研究課題
基盤研究(B)
全身性エリテマトーデス(SLE)は、急性及び慢性症状の再燃を繰り返す典型的な全身性自己免疫疾患である。自己反応性の免疫細胞によって多臓器が侵されるが、その範囲や程度は極めて多彩であり、発症機構の解明には及んでいない。本研究では、IL6ファミリーのオンコスタチンM(OSM)欠損マウスが自己抗体の上昇とそれに伴う免疫複合体の沈着による腎炎を自然発症する典型的なSLEを示すことを見いだし、その発症機構の解明を目指した。まず多臓器における組織染色の結果、肺や脾臓において顕著な炎症像を認め、肺には活性化T細胞の浸潤が観察された。さらに、OSM欠損マウスの雄にのみに関節炎の症状も観察された。以上より、OSM欠損マウスが多臓器での炎症を伴うSLEのモデルマウスであると考えられる。自己免疫疾患におけるOSMの関与を探るため、主要な免疫器官である胸腺を解析した結果、胸腺の矮小化、胸腺構造の未発達を認めたもののT細胞の分化に異常は無かった。

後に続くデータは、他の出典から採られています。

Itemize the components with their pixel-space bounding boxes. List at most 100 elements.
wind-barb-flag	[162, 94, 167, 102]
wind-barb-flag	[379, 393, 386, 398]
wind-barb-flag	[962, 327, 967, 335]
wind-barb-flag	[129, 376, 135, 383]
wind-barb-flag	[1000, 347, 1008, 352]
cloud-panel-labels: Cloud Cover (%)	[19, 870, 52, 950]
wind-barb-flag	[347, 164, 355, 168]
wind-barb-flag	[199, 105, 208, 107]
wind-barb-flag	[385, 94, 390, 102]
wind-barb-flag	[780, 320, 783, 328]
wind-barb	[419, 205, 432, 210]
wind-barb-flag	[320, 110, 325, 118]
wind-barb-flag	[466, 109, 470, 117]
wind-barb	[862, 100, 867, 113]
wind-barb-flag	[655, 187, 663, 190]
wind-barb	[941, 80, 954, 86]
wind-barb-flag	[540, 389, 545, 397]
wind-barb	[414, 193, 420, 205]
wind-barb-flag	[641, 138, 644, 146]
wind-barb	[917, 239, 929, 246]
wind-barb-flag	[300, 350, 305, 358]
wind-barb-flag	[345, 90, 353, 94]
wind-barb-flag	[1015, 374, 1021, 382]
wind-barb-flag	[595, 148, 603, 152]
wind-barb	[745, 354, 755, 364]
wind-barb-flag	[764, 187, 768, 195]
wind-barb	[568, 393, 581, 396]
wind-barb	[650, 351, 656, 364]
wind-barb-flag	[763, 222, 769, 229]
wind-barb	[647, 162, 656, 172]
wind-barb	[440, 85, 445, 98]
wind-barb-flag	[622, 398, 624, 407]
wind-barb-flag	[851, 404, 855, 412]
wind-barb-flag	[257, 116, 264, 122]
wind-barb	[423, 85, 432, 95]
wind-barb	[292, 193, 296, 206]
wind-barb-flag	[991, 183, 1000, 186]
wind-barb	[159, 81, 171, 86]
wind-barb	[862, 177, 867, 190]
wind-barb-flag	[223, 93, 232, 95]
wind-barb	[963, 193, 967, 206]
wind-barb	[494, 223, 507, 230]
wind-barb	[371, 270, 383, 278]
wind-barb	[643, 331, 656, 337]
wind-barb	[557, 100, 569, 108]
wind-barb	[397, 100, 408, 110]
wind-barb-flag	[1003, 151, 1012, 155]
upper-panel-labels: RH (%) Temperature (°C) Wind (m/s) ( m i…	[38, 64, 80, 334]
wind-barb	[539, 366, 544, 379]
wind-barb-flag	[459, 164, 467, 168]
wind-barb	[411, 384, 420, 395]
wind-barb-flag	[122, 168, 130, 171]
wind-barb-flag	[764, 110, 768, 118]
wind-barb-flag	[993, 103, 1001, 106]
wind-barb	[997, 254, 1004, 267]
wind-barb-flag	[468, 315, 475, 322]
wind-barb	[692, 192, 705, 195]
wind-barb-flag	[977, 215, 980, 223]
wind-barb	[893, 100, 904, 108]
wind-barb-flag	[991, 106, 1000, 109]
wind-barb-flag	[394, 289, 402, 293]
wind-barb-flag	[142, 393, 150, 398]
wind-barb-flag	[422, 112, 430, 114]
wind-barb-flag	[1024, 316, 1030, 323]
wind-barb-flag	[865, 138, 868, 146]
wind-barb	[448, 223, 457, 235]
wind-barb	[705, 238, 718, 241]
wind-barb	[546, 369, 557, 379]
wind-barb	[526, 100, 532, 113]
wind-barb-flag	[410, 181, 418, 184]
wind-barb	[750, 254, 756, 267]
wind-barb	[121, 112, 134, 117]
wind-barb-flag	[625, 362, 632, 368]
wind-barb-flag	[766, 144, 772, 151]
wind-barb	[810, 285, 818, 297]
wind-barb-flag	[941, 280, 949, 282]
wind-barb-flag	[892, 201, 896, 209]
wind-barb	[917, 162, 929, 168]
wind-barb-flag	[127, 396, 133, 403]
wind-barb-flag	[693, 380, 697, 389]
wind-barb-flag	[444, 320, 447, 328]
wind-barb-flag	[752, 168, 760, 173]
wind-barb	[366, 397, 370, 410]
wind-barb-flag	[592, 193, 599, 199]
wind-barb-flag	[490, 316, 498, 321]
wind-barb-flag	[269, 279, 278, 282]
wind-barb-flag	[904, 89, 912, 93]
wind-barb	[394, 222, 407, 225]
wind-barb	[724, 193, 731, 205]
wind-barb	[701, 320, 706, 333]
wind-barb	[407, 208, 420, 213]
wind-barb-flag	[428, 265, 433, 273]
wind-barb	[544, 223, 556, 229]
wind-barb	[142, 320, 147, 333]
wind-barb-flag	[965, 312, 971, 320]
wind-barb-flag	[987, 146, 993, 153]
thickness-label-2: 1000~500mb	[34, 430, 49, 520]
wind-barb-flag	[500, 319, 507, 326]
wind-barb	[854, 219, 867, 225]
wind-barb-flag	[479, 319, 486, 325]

一方、胸腺内に多数の死細胞を観察し、この原因が胸腺マクロファージの異常によるものであることを示した。OSM欠損マウスは自己抗原が胸腺で大量に産生されて末梢に漏れ出ることにより自己免疫疾患を発症するという仮説を証明するために、抗原刺激に対する末梢の免疫応答について解析した。その結果、樹状細胞(DC)の活性化異常によるTh1応答の増強がOSM欠損マウスで認められた。Th1応答の増強と自己免疫性糸球体腎炎の相関関係が示唆されていることから、OSM欠損マウスにおけるSLEの発症機構の一端を解明することができた。また、DCの活性化異常の原因を追求することは新たなSLEの発症機構を理解する上で重要であり、OSM欠損DCを用いてマイクロアレイ解析によるDC活性化制御因子の探索も試みた。現在、DC活性化制御候補遺伝子の機能解析を継続中である。